When a landlord takes over a tenant’s utility account to subscribe to a CSG, that tenant is no longer Xcel’s “customer of record.” Tenants who are not Xcel customers of record lose their eligibility for POWER On and the consumer protections described above. For some tenants, this means that any benefit they receive through the landlord’s participation in a CSG is quickly overshadowed by the benefits and protection the consumer loses through that arrangement. For example, a tenant might receive a $4.50 monthly credit through their landlord’s CSG subscription but also see as much as a $70.00 monthly increase to their utility payment when they lose their POWER On discount. The net result is a monthly electricity bill that is higher—sometimes significantly higher—than what the tenant is accustomed to paying.
This has led to some tenants suddenly finding themselves unable to keep up with their utility bills and/or rent payments. In some instances, those tenants face eviction.
The proposed (partial) solution
In order to try and address this problem, CUB (along with Energy CENTS Coalition and Mid-Minnesota Legal Aid) recently signed onto a proposal Xcel filed with the PUC to change the rules surrounding how CSG subscriptions operate. If the PUC accepts the proposal, the amended CSG rules would, essentially, prohibit landlords of multi-unit, multi-metered rental properties from holding CSG subscriptions on behalf of tenants’ apartments. (However, landlords of multi-tenant buildings that have a single utility meter– and thus a single Xcel account for the entire building — would continue to be permitted to hold CSG subscriptions for those properties. Renters would also continue to be able to individually subscribe to CSGs, so long as the Xcel account and CSG subscription are both in the renter’s name.) We believe this would help deter landlords from switching tenant accounts to the landlord’s name in ways that are harmful to certain tenants.

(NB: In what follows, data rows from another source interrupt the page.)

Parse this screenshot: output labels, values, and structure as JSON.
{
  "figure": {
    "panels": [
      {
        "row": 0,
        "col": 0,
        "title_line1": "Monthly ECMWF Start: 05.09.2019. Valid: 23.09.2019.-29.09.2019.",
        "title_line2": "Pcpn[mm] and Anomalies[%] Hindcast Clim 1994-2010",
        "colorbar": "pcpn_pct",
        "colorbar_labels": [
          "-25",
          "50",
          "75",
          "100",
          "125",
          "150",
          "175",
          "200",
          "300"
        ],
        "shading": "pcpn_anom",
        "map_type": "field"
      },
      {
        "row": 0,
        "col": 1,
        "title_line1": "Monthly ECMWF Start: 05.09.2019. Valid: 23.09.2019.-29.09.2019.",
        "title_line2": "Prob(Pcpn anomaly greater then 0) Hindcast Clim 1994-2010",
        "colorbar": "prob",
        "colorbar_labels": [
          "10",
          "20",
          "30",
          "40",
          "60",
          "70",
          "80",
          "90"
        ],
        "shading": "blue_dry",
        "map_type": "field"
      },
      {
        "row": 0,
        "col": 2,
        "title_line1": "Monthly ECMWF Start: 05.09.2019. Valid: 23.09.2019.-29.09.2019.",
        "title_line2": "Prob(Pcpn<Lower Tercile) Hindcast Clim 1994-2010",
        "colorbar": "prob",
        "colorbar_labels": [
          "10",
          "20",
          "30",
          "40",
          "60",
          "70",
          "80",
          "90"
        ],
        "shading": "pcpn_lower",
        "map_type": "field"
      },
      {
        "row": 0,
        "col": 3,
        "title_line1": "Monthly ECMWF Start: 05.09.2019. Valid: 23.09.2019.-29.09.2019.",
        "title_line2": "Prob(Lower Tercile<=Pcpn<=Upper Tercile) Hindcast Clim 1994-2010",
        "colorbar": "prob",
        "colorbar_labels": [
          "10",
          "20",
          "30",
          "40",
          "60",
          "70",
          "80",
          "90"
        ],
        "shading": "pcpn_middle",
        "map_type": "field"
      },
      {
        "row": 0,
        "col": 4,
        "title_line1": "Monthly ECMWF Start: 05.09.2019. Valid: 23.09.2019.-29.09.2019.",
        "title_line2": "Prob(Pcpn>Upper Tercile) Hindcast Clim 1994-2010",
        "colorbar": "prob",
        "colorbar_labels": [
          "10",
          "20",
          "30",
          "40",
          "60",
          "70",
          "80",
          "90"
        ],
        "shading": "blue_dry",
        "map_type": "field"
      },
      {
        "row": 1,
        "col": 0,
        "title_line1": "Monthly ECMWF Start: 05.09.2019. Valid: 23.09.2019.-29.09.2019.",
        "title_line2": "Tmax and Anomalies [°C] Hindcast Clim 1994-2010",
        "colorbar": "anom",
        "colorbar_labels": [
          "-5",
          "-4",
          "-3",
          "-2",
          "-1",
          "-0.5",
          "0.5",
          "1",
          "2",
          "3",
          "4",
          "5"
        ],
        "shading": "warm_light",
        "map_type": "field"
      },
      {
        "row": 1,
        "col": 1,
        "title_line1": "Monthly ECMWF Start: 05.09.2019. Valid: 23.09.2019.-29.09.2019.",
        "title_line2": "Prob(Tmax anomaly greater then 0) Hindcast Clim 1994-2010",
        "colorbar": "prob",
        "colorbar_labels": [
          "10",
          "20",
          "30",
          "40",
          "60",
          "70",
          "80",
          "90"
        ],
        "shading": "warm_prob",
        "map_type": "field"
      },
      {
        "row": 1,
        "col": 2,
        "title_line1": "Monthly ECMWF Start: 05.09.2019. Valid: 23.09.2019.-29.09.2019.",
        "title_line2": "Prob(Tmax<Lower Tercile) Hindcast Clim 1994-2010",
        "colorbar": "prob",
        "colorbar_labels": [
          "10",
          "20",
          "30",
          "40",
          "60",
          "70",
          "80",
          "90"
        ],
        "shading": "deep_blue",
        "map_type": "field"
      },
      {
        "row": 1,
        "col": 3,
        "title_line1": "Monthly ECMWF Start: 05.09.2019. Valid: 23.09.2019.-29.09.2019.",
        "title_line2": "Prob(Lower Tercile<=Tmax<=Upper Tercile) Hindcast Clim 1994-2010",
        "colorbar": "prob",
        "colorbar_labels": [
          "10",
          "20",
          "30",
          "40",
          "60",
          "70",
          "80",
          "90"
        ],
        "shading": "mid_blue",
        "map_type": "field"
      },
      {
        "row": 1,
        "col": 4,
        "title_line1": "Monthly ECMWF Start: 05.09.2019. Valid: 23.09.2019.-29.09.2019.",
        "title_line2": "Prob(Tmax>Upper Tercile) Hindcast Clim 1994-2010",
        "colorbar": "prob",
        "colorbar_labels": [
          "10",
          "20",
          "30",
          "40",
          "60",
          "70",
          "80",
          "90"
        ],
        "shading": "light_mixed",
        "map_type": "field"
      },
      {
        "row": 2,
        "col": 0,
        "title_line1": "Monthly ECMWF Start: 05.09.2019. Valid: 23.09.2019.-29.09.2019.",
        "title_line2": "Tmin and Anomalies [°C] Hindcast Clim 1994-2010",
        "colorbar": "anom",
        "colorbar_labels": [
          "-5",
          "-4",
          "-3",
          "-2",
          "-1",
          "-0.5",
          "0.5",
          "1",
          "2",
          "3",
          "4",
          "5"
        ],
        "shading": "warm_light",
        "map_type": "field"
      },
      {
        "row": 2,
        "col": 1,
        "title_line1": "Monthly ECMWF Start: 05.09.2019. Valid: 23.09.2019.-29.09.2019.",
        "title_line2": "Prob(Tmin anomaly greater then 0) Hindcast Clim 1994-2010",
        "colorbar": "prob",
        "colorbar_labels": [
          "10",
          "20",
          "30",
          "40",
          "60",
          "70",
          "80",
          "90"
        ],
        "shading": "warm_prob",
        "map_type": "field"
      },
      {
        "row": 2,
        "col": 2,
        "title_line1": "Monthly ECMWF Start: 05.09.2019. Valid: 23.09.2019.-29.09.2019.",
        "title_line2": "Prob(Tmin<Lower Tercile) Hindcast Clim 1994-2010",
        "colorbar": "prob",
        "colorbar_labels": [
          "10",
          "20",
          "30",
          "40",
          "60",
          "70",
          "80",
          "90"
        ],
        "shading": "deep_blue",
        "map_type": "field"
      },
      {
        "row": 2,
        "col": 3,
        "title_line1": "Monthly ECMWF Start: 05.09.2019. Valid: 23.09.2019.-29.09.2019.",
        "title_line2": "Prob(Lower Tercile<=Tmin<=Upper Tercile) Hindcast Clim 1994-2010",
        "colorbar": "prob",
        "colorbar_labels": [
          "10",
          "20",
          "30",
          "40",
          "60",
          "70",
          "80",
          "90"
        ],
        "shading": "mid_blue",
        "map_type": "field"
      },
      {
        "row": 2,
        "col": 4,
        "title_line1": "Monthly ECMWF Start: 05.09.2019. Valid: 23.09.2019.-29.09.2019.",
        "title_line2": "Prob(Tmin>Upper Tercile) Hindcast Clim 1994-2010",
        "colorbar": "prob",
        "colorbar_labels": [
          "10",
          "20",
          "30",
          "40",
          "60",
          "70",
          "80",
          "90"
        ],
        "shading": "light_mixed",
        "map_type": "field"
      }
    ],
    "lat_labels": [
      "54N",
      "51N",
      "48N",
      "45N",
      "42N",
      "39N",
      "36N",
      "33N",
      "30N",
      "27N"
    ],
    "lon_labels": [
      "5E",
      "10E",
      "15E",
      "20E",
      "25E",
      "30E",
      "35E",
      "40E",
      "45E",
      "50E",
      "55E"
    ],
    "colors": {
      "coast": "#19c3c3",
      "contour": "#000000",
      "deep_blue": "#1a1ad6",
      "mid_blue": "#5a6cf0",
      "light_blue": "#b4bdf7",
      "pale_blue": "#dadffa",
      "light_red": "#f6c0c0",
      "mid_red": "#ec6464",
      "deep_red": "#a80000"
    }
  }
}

We have received mixed feedback on the proposal. Most (if not all) of those who have responded to the proposal share our concern over low-income renters losing eligibility for energy affordability programs and have expressed interest in helping to address that issue. However, several commenters have expressed strong opposition to the proposed changes to the CSG rules.
One of the main arguments opponents raise is that the proposed CSG rule changes are overly broad. Opponents argue that the rule changes would prevent tenants who want and choose to live in rental units where landlords assume tenants’ utility accounts from enjoying the benefits of CSGs. Several commenters also object to what they see as unfair targeting of the CSG program when the underlying problem (tenants losing eligibility for consumer protections and affordability programs) is not fully addressed merely by making a change to the CSG rules.
While we may not agree with all arguments raised in opposition to the proposal, we are currently working with some who have raised criticisms to better understand their concerns. We are also assessing whether we think amendments to the proposed CSG rule changes may be appropriate. Additionally, we have always known that more actions may be needed. The CSG rule change can be done fairly quickly, and we believe quick action is necessary. But we are talking with others about additional methods of tackling the underlying problem. We, and others interested in this issue, will be filing reply comments on December 6, 2021. We hope that the PUC will schedule a hearing on the proposal soon thereafter.